A Uke here and an American there agree 

I got a note this evening from Lileks' friend Andriy, known in the Bleat as "the crazy Uke" (not Ute, Hugh*) with comments about the events there.
So far, my only complaint is the two main MSM meme's about "disputed results" and "divided country". The results are not in dispute, everyone knows they're more crooked than Billy's willy. ... The "divided country" b.s. is a convenient, albeit irresponsibly lazy play on the blue state/red state formula reflective of the American election. In Ukraine the division is not so much between the "Ukrainian nationalist" west and "industrial Russian-speaking" east as it is between freedom seeking and downtrodden masses and the criminally corrupt mafia (i.e. communist) based oligarchs.

The question that begs to be asked in this context is how does a nation that was a founding member of the U.N. find itself bifurcated on the basis of language? The answer of course is simple and direct. After 70 years of genocide, terror, privation, deportation, war and Russification what language would you be speaking? The notion that Ukraine cannot survive intact is purely a construct of Putin and the Ukrainophobes in Moscow that will, at any cost, endeavor to maintain control over Ukraine's people, economy and resources.

He's echoed by this post at Le Sabot Post-Moderne (quoted in full)

One of the tragic things I see developing is that the Western media narrative seems to be falling into a US vs. Russia play. And I'm seeing more and more commentary in that vein on the web. So few seem to grasp that this is about an entire system, not about an election. Yes, the people are rallying for Yushchenko, but it goes so, so much deeper than that.
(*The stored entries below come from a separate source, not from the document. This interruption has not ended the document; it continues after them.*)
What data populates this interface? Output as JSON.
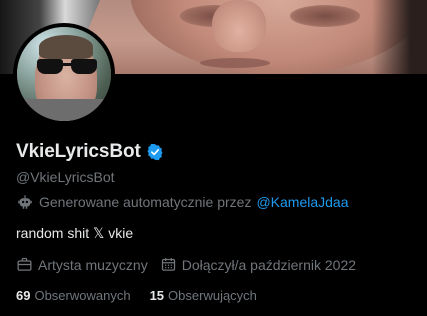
{
  "banner": {
    "description_icon": "banner-image"
  },
  "profile": {
    "display_name": "VkieLyricsBot",
    "verified": true,
    "handle": "@VkieLyricsBot",
    "automated_label": "Generowane automatycznie przez",
    "automated_by": "@KamelaJdaa",
    "bio": "random shit 𝕏 vkie",
    "category": "Artysta muzyczny",
    "joined": "Dołączył/a październik 2022",
    "following_count": "69",
    "following_label": "Obserwowanych",
    "followers_count": "15",
    "followers_label": "Obserwujących"
  },
  "colors": {
    "background": "#000000",
    "text": "#e7e9ea",
    "muted": "#71767b",
    "accent": "#1d9bf0"
  }
}
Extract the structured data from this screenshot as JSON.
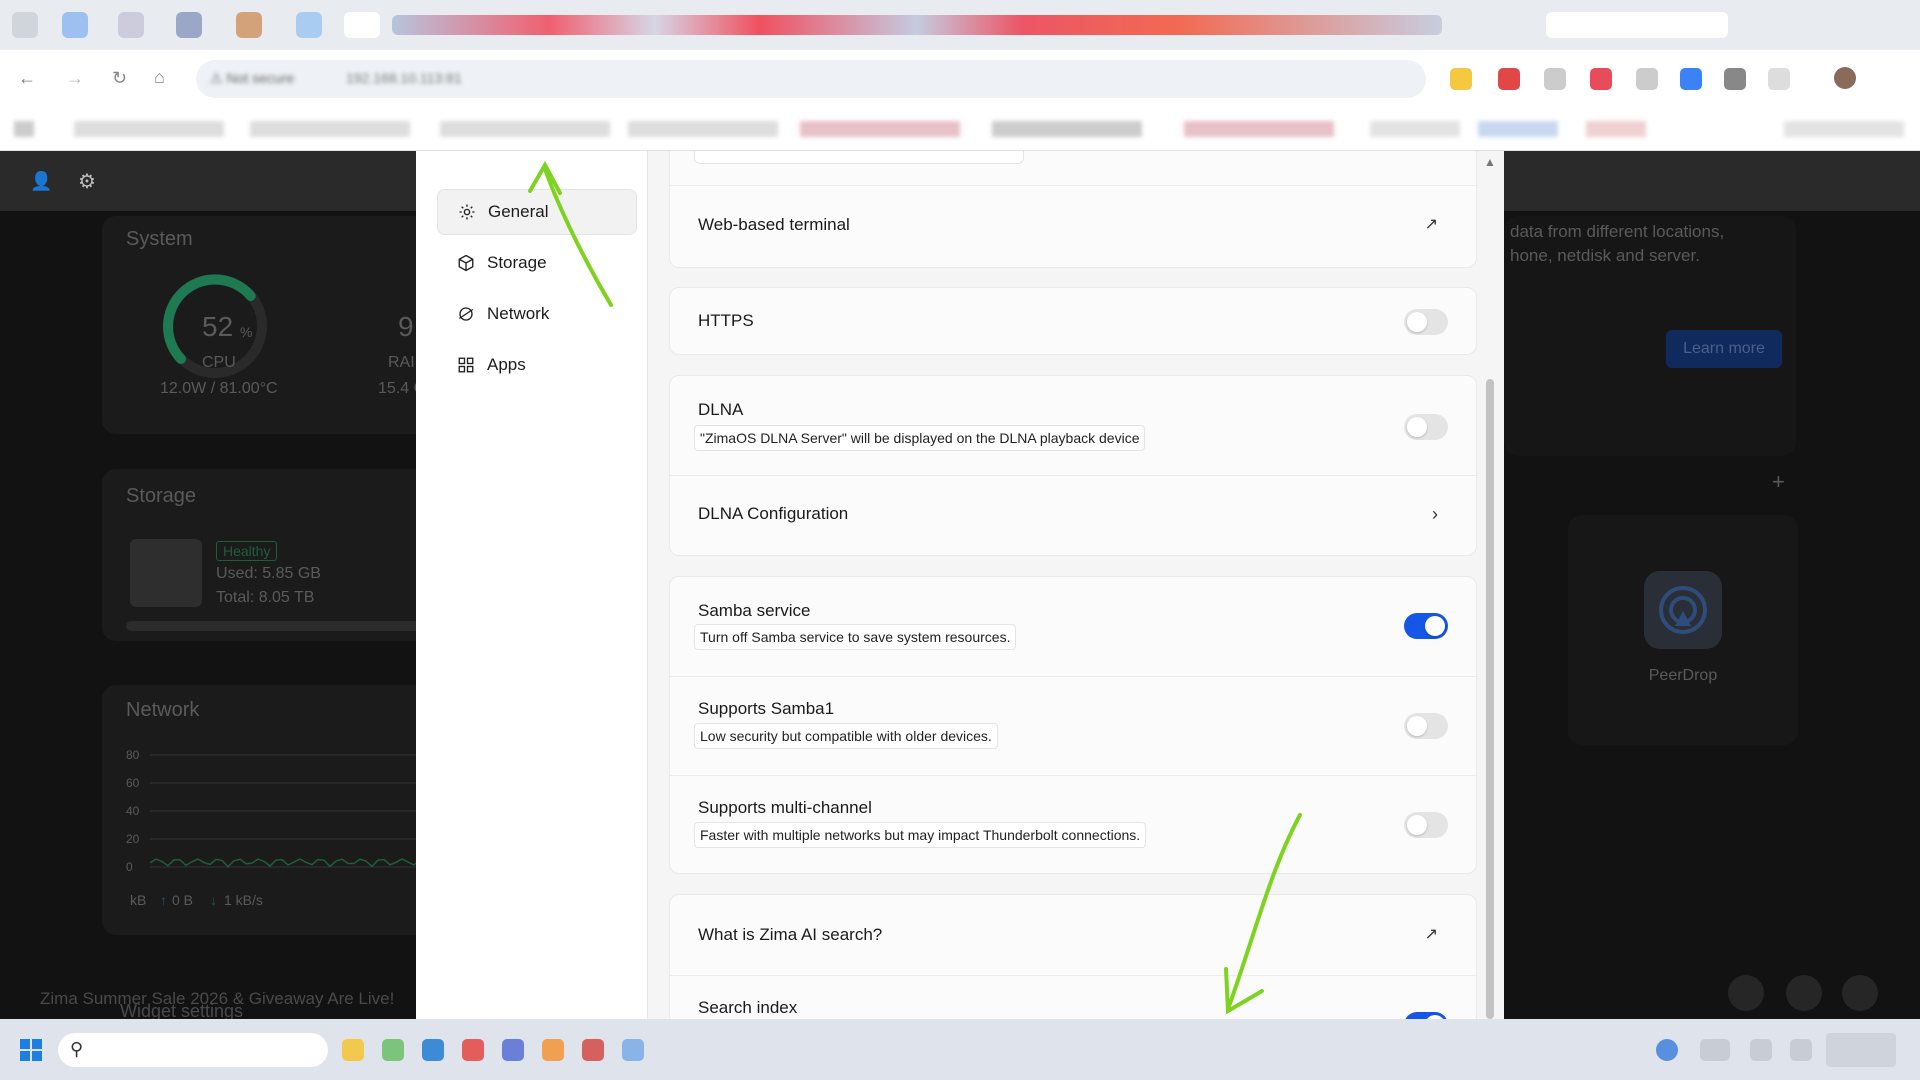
{
  "dashboard": {
    "system": {
      "title": "System",
      "cpu_percent": "52",
      "cpu_unit": "%",
      "cpu_label": "CPU",
      "cpu_detail": "12.0W / 81.00°C",
      "ram_value": "9",
      "ram_label": "RAI",
      "ram_detail": "15.4 G"
    },
    "storage": {
      "title": "Storage",
      "badge": "Healthy",
      "used": "Used: 5.85 GB",
      "total": "Total: 8.05 TB"
    },
    "network": {
      "title": "Network",
      "ticks": [
        "80",
        "60",
        "40",
        "20",
        "0"
      ],
      "footer_unit": "kB",
      "upload": "0 B",
      "download": "1 kB/s"
    },
    "promo": {
      "line1": "data from different locations,",
      "line2": "hone, netdisk and server.",
      "button": "Learn more"
    },
    "app": {
      "name": "PeerDrop"
    },
    "banner": "Zima Summer Sale 2026 & Giveaway Are Live!",
    "widget_settings": "Widget settings"
  },
  "settings_nav": [
    {
      "label": "General",
      "icon": "gear-icon"
    },
    {
      "label": "Storage",
      "icon": "cube-icon"
    },
    {
      "label": "Network",
      "icon": "globe-icon"
    },
    {
      "label": "Apps",
      "icon": "grid-icon"
    }
  ],
  "settings": {
    "web_terminal": "Web-based terminal",
    "https": {
      "title": "HTTPS",
      "enabled": false
    },
    "dlna": {
      "title": "DLNA",
      "desc": "\"ZimaOS DLNA Server\" will be displayed on the DLNA playback device",
      "enabled": false
    },
    "dlna_config": "DLNA Configuration",
    "samba": {
      "title": "Samba service",
      "desc": "Turn off Samba service to save system resources.",
      "enabled": true
    },
    "samba1": {
      "title": "Supports Samba1",
      "desc": "Low security but compatible with older devices.",
      "enabled": false
    },
    "multichannel": {
      "title": "Supports multi-channel",
      "desc": "Faster with multiple networks but may impact Thunderbolt connections.",
      "enabled": false
    },
    "ai_search": "What is Zima AI search?",
    "search_index": {
      "title": "Search index",
      "enabled": true
    }
  },
  "colors": {
    "accent": "#1456e6",
    "annotation": "#7ed321",
    "healthy": "#2ecc71"
  }
}
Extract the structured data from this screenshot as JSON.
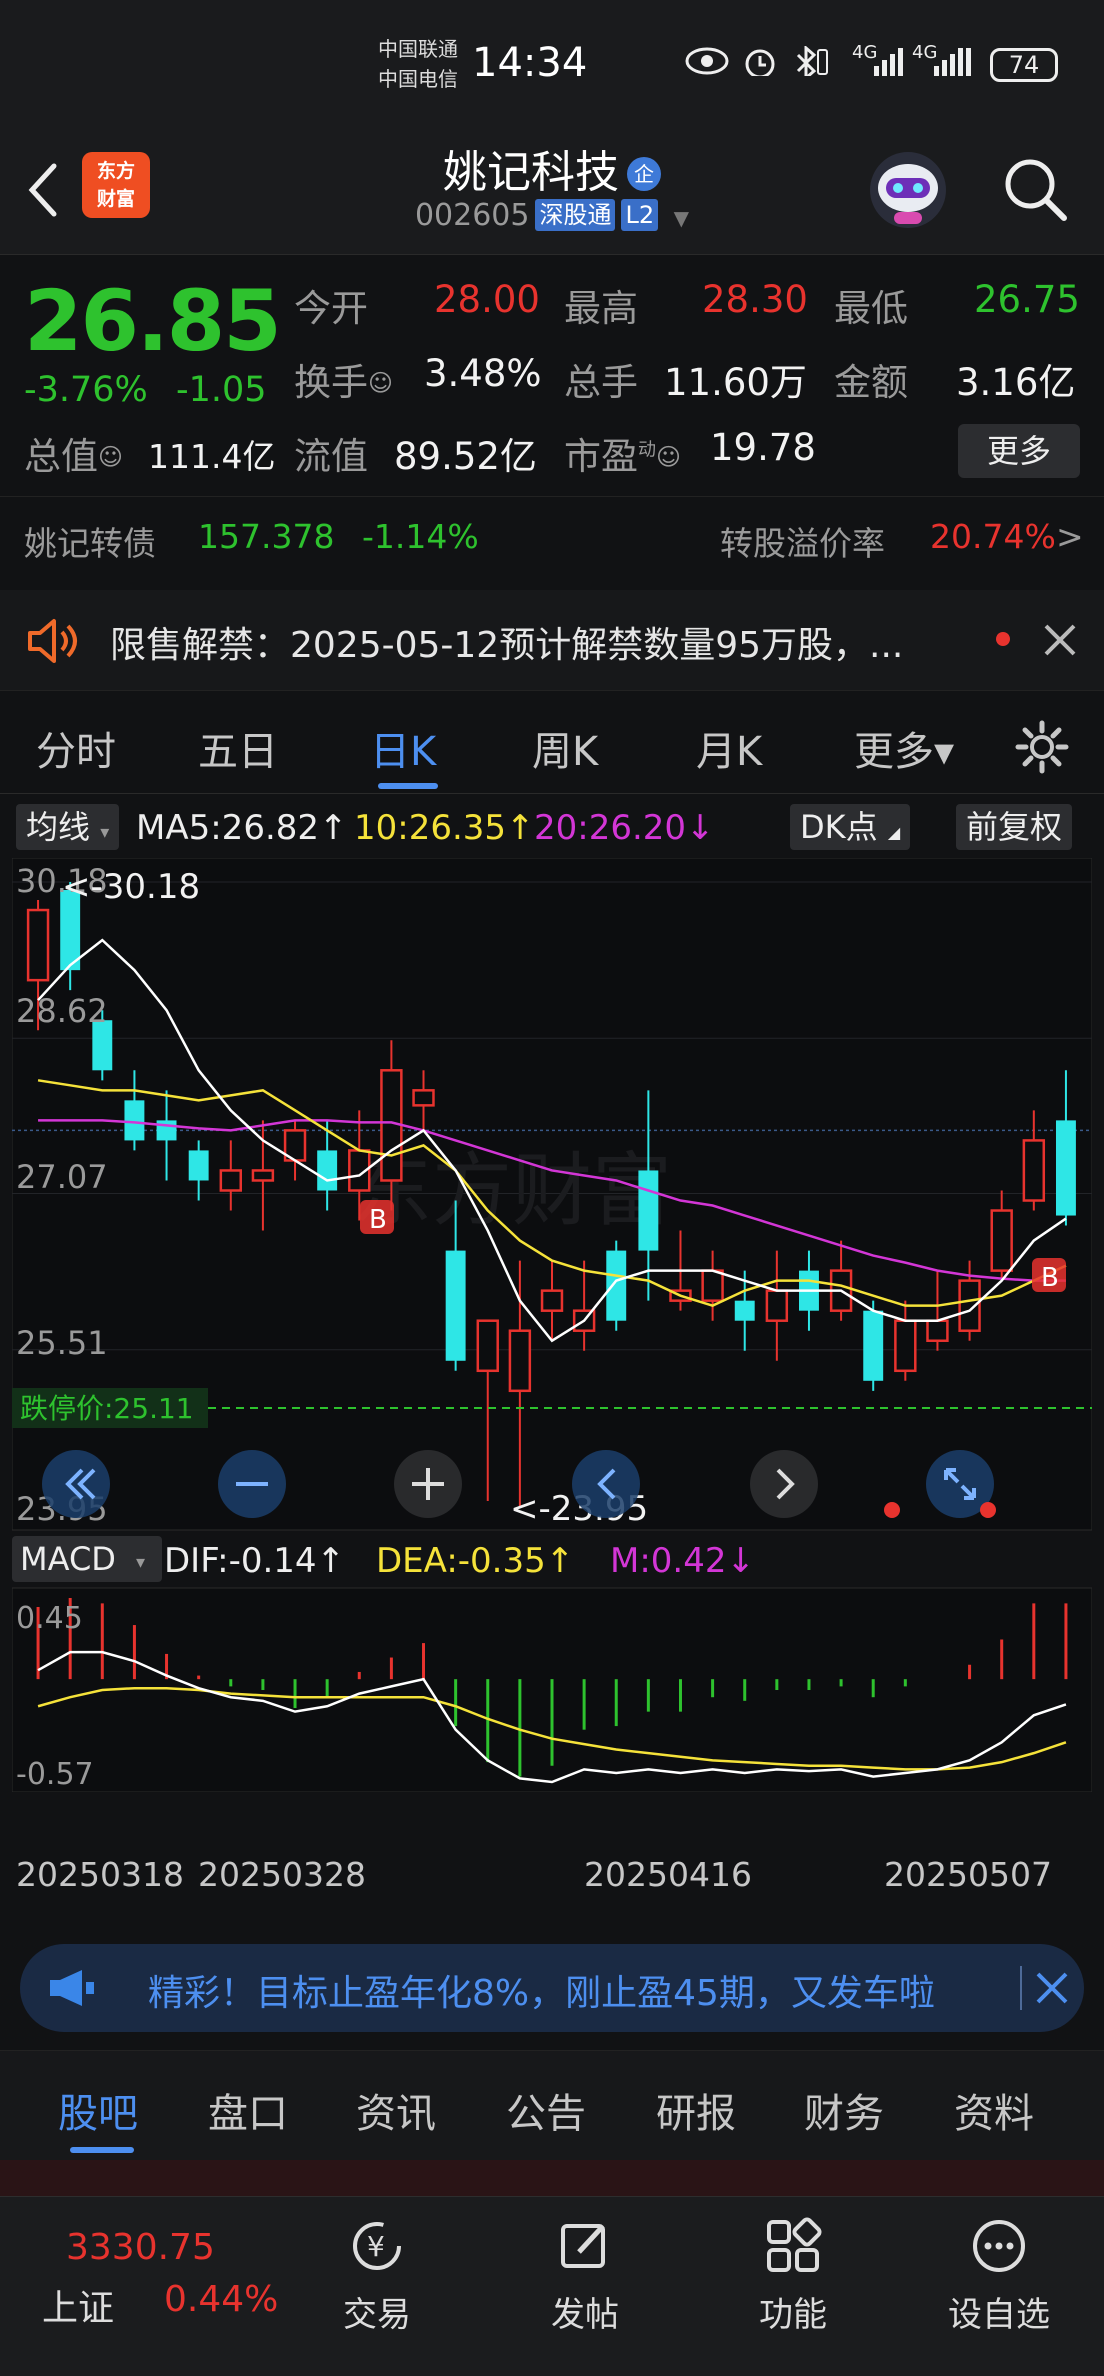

The events in Ukraine are about a people fighting free of the grayness, corruption, abuse and fatalism of the post-Soviet era. All of you, Right or Left, need to see them as people. Yes, there are geopolitical ramifications. But they should be so incredibly secondary to the humanity of the Ukrainian people -- these are flesh and blood human beings who are fighting to be free of a vicious, grinding system.

People are proud to be Ukrainian, proud that their country is now known for something other than mafia, dead journalists, and corruption. People who a week ago were convinced of their own powerlessness are now standing fearlessly, singing together, "We are many, we are one, we can't be stopped!"

Can anyone be so dead of heart not to find this beautiful?

As I suggested in this post a week ago, the question is whether Ukraine would take the Georgian or Armenian model of reaction to a stolen election? Georgia (without Abkhazia) and Armenia have far fewer ethnic Russians as a share of their population, and the deciding factors in those countries had nothing to do with split or unsplit ethnolingustics. It had everything to do with people who had decided they had had enough. It makes me think we Armenians might be the Cub fans of the post-Soviet world, we seem to put up with so much crap from our own leadership; Ukraine getting real democracy will be a bigger surprise than the Red Sox were.

*--word is Hugh will soon retire to the Utah.